Wednesday, August 4, 2010

What is an event, FFS?

I shouldn't even think about reading philosophy, because it just hurts my head, but sadly I appear to be addicted to it.

This to hand, from an apparently reputable commentator (Wikipedia):

 "Since every mental event is some physical event or other, the idea is that someone's thinking at a certain time, for example, that snow is white, is a certain pattern of neural firing in their brain at that time, an event which can be characterized as both a thinking that snow is white (a type of mental event) and a pattern of neural firing (a type of physical event)."

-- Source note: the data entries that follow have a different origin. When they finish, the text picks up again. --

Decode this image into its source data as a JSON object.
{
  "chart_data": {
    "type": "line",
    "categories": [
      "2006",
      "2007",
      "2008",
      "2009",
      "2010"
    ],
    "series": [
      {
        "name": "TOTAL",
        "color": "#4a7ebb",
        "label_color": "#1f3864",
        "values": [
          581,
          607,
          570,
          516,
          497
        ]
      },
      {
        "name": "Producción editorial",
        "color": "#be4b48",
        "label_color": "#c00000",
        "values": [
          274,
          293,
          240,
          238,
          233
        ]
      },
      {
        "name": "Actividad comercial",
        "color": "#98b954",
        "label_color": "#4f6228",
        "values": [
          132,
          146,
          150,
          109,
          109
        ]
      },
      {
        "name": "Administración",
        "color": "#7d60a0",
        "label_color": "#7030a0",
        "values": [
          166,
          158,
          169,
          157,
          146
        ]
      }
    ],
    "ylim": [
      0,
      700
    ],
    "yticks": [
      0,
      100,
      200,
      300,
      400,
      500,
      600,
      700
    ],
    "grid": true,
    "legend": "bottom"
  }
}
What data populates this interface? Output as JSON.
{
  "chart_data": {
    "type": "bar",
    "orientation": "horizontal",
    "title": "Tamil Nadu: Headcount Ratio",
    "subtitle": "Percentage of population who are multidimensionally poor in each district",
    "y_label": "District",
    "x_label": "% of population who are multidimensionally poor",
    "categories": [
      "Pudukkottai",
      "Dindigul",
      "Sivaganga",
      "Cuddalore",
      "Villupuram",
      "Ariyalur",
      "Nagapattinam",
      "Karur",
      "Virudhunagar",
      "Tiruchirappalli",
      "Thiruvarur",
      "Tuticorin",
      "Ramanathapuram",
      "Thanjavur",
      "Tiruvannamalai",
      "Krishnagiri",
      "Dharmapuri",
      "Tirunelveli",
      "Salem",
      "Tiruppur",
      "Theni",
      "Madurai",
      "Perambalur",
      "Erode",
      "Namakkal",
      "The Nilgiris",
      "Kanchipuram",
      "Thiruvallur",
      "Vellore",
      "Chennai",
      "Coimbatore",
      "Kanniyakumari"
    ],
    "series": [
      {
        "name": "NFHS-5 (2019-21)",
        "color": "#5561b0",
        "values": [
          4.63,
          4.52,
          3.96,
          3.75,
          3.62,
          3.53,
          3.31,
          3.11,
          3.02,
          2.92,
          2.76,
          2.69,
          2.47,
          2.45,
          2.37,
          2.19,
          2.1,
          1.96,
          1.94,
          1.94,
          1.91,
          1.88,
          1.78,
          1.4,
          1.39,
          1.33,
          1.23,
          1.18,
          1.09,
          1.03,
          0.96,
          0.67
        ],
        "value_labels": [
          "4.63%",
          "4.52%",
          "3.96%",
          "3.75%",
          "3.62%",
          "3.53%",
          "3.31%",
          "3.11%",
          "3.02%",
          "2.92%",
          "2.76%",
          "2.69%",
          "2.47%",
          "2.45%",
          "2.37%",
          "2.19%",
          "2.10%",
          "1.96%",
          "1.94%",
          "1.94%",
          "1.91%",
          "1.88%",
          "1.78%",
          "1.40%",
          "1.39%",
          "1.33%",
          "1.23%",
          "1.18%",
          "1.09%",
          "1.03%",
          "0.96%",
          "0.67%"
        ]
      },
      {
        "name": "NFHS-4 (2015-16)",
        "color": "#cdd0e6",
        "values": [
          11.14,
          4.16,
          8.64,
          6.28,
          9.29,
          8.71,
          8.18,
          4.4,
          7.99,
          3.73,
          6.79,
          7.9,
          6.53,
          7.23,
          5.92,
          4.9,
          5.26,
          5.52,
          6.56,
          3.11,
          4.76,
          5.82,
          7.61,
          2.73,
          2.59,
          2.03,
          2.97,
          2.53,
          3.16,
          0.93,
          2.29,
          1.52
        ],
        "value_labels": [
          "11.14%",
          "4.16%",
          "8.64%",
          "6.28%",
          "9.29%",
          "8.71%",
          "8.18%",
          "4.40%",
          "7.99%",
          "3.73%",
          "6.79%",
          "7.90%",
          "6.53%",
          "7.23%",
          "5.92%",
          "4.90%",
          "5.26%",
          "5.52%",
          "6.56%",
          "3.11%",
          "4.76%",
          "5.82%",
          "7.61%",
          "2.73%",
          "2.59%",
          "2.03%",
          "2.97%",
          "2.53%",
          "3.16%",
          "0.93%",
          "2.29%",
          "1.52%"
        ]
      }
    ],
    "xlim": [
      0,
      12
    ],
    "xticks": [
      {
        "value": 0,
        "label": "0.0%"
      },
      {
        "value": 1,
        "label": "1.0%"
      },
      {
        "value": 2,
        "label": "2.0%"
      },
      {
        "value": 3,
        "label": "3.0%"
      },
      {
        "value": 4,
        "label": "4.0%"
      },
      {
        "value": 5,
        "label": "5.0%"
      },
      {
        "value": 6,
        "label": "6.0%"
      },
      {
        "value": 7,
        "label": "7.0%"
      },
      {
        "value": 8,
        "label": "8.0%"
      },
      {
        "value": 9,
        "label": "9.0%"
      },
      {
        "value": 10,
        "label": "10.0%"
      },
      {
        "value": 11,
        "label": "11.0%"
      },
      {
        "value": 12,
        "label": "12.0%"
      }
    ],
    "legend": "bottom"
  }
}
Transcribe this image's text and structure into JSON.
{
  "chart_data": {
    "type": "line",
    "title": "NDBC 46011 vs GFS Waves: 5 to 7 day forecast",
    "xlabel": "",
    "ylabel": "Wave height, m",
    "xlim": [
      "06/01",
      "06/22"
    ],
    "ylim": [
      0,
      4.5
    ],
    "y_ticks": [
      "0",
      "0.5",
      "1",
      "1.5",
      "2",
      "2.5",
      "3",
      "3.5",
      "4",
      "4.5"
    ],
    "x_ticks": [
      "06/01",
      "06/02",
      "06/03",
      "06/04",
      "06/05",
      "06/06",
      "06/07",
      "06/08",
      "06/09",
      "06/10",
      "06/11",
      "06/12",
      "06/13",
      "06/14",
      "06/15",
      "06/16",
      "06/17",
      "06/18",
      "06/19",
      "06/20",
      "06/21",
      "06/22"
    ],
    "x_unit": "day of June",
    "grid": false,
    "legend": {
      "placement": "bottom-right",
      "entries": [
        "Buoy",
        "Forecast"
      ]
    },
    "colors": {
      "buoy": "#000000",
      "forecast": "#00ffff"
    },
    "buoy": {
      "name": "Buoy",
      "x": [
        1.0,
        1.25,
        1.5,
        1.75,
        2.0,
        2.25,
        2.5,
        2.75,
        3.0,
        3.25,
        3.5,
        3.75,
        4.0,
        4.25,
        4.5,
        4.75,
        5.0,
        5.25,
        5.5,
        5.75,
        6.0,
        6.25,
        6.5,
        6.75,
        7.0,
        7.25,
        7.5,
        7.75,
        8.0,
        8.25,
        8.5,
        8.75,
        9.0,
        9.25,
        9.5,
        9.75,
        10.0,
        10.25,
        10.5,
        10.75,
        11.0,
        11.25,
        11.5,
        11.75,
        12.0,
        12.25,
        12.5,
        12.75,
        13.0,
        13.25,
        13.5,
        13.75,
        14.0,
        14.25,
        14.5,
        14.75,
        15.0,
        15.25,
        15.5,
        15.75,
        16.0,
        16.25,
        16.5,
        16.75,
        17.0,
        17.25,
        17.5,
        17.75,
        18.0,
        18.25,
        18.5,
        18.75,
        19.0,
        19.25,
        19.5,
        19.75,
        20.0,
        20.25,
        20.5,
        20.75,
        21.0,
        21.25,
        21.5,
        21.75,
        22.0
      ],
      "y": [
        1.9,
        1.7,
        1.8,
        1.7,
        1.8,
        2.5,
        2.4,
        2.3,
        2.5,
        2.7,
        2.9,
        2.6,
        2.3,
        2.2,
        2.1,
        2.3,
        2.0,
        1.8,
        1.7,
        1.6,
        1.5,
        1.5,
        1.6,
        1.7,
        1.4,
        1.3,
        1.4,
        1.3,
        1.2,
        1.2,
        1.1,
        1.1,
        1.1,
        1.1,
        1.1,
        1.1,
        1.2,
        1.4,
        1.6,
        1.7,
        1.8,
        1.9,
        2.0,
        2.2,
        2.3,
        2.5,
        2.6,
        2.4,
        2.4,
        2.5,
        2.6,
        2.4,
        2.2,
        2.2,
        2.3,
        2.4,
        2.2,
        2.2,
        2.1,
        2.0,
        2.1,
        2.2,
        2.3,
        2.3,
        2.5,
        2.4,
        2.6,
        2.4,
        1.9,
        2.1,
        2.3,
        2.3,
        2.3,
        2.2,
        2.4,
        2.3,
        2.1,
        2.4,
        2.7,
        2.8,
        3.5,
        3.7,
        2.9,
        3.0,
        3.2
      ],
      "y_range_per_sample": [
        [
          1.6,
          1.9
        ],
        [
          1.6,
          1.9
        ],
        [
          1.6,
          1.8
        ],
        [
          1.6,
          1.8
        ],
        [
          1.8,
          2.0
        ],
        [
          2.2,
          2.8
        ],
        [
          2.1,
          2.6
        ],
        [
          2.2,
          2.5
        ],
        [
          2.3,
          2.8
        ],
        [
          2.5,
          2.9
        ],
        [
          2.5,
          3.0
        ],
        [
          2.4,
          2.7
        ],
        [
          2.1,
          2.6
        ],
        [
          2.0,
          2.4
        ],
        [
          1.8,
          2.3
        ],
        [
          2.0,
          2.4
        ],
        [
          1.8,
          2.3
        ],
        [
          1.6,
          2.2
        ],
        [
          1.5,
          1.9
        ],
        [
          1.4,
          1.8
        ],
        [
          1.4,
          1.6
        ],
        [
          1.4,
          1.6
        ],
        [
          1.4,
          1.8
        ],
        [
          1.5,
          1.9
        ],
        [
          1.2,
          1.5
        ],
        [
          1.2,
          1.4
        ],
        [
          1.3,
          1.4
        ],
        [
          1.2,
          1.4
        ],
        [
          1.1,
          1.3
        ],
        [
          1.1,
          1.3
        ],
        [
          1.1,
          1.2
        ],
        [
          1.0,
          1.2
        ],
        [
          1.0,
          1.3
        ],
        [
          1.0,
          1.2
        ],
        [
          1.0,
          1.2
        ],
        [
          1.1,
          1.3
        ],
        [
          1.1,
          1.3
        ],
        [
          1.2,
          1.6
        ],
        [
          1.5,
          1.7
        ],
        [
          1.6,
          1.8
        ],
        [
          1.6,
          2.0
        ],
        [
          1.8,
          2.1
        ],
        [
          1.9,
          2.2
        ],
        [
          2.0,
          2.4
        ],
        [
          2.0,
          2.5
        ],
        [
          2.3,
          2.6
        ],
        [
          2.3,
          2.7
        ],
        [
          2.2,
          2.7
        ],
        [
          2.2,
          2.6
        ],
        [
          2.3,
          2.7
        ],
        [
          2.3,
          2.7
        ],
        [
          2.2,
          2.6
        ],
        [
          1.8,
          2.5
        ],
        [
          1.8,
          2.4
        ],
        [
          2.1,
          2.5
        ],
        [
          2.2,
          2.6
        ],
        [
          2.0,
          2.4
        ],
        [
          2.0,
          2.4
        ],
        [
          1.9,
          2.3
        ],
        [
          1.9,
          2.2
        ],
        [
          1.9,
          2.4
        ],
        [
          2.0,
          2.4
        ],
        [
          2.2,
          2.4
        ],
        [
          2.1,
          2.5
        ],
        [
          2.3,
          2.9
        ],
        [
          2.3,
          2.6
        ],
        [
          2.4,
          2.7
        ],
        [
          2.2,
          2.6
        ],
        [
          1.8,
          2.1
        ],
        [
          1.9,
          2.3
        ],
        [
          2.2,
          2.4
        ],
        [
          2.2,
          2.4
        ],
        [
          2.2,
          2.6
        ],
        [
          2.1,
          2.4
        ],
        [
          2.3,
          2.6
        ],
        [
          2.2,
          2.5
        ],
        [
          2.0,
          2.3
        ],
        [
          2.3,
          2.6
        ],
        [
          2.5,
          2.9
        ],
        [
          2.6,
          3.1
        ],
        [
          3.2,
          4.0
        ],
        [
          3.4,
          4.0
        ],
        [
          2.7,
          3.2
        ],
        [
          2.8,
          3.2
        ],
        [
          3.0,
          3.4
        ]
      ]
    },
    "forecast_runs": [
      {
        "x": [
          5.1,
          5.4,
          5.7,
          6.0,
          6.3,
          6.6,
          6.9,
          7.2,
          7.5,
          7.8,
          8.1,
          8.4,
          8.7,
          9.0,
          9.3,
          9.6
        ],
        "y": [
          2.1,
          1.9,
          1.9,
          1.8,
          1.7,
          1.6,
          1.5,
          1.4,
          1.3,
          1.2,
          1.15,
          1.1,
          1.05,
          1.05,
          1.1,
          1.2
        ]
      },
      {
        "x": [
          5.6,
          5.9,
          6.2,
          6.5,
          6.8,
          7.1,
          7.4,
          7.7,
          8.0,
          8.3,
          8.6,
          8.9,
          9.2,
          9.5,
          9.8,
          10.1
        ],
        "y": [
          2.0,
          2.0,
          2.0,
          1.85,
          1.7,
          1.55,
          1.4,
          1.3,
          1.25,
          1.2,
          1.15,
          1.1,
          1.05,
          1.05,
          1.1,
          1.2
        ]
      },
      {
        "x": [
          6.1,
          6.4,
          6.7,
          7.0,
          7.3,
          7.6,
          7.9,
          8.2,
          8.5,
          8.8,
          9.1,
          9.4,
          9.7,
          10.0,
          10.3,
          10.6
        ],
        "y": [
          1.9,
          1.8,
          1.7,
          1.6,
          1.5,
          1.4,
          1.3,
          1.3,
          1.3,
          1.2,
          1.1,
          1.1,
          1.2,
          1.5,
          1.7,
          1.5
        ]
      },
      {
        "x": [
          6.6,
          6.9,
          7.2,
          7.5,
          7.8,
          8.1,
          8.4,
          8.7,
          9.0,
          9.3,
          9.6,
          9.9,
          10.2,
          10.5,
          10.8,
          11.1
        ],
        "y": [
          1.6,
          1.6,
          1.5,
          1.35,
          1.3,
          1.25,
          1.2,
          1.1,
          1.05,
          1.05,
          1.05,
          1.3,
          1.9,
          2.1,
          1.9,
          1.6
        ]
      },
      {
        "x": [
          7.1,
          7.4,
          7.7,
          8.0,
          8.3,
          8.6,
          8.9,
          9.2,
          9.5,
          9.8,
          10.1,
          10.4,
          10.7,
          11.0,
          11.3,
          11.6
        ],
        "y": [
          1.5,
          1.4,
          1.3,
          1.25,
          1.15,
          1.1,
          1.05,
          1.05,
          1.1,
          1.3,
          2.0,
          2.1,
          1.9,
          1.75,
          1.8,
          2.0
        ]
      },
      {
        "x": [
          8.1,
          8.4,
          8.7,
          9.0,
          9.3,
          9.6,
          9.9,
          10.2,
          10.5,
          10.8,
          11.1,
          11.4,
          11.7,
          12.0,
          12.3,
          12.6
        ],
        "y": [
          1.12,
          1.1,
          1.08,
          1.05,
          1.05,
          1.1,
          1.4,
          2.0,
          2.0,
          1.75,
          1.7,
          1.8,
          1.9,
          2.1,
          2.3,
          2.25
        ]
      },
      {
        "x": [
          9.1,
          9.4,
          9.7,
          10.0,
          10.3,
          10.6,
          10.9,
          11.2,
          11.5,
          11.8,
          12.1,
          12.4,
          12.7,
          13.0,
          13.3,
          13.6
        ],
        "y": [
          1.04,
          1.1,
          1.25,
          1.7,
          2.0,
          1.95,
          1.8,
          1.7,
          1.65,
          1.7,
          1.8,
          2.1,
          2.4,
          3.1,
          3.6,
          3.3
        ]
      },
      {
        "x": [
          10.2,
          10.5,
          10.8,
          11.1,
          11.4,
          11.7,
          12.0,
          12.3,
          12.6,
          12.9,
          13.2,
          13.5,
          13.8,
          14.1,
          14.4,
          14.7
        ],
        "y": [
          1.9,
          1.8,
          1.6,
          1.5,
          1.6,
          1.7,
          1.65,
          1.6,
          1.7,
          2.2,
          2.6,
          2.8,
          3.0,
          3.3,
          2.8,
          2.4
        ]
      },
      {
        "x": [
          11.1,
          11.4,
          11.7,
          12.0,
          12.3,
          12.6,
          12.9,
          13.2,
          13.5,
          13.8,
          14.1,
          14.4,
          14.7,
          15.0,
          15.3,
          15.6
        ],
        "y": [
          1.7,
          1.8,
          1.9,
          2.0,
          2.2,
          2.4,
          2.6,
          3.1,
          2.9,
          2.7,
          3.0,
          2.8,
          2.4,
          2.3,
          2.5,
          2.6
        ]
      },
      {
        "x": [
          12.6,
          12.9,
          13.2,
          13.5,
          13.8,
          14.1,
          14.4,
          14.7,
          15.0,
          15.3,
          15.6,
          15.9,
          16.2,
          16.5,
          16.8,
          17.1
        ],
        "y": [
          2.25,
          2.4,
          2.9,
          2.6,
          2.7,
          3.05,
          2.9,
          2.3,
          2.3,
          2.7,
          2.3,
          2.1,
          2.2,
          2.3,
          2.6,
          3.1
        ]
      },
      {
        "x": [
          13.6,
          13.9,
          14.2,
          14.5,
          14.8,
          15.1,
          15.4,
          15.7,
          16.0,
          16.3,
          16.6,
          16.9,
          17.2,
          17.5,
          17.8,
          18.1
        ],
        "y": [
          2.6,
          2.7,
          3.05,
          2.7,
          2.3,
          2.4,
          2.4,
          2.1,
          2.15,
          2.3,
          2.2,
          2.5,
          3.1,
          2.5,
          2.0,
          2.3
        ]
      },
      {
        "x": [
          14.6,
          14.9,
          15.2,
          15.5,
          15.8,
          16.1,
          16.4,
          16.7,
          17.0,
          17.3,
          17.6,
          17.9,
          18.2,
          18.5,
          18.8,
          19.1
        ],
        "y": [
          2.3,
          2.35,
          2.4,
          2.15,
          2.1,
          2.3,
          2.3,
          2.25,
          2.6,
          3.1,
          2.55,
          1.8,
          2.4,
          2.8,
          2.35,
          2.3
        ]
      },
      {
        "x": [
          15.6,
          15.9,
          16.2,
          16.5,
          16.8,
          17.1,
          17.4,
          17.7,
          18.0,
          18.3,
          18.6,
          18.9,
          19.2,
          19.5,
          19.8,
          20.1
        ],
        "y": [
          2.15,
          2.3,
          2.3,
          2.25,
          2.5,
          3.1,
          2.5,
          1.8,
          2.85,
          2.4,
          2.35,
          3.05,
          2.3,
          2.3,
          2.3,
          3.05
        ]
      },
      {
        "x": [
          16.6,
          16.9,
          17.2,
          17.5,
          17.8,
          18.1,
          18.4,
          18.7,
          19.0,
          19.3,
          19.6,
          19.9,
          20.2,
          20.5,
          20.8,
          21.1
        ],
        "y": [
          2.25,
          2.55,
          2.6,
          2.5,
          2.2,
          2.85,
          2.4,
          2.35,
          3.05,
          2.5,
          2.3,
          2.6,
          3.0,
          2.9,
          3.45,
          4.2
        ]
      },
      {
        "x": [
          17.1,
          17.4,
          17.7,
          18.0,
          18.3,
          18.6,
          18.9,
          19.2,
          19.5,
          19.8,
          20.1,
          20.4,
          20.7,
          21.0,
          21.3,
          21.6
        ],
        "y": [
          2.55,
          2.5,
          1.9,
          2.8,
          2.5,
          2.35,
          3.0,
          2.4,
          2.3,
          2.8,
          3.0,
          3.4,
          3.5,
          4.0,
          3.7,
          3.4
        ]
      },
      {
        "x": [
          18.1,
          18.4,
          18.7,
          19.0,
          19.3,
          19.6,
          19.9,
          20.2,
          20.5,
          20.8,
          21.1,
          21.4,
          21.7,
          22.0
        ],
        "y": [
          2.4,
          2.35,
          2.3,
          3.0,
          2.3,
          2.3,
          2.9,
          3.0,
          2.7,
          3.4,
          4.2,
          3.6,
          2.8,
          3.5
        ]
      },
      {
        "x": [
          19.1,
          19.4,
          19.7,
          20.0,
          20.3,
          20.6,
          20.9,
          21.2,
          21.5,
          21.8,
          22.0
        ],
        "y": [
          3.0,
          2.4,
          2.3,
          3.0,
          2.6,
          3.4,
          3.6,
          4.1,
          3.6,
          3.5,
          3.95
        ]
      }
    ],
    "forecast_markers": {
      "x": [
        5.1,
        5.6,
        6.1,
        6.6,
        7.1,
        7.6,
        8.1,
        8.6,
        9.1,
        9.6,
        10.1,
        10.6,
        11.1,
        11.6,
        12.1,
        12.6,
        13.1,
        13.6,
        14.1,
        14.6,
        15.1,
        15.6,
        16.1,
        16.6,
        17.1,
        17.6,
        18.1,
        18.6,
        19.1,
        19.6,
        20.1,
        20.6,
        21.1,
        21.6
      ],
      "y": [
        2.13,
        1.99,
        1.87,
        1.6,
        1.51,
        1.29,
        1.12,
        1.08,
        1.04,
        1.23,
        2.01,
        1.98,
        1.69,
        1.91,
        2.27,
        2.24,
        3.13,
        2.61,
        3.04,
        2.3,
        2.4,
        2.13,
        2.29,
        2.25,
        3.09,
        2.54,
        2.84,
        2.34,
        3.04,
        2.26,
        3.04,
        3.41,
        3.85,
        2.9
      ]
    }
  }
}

That just seems wrong before you even begin to think about it. "A certain time" causes me real problems. If I think snow is white, that's going to take time; that's "think" as an action verb, not a state verb, BTW. If you're going to make difficulties with that then we'll just translate the discussion into a language which uses different words for the state & action aspects of the English "think" - and there are plenty to choose from. "Over a period of time" would be much more appropriate.


Why is that important? Because down the track in this argument, "events" get conflated with "states". But I would say that there are multiple states between t0 & t1, and I might want to go on to say that an event is a change between states (seems reasonable, no?) in which case the mental event maps to a large number of physical events. 


That's important because thinking, believing & knowing are all in the domain of education, and we should be clear how we individually conceive them, and how they work. Mind/body is still a contentious problem & for educators it's more than a theoretical one.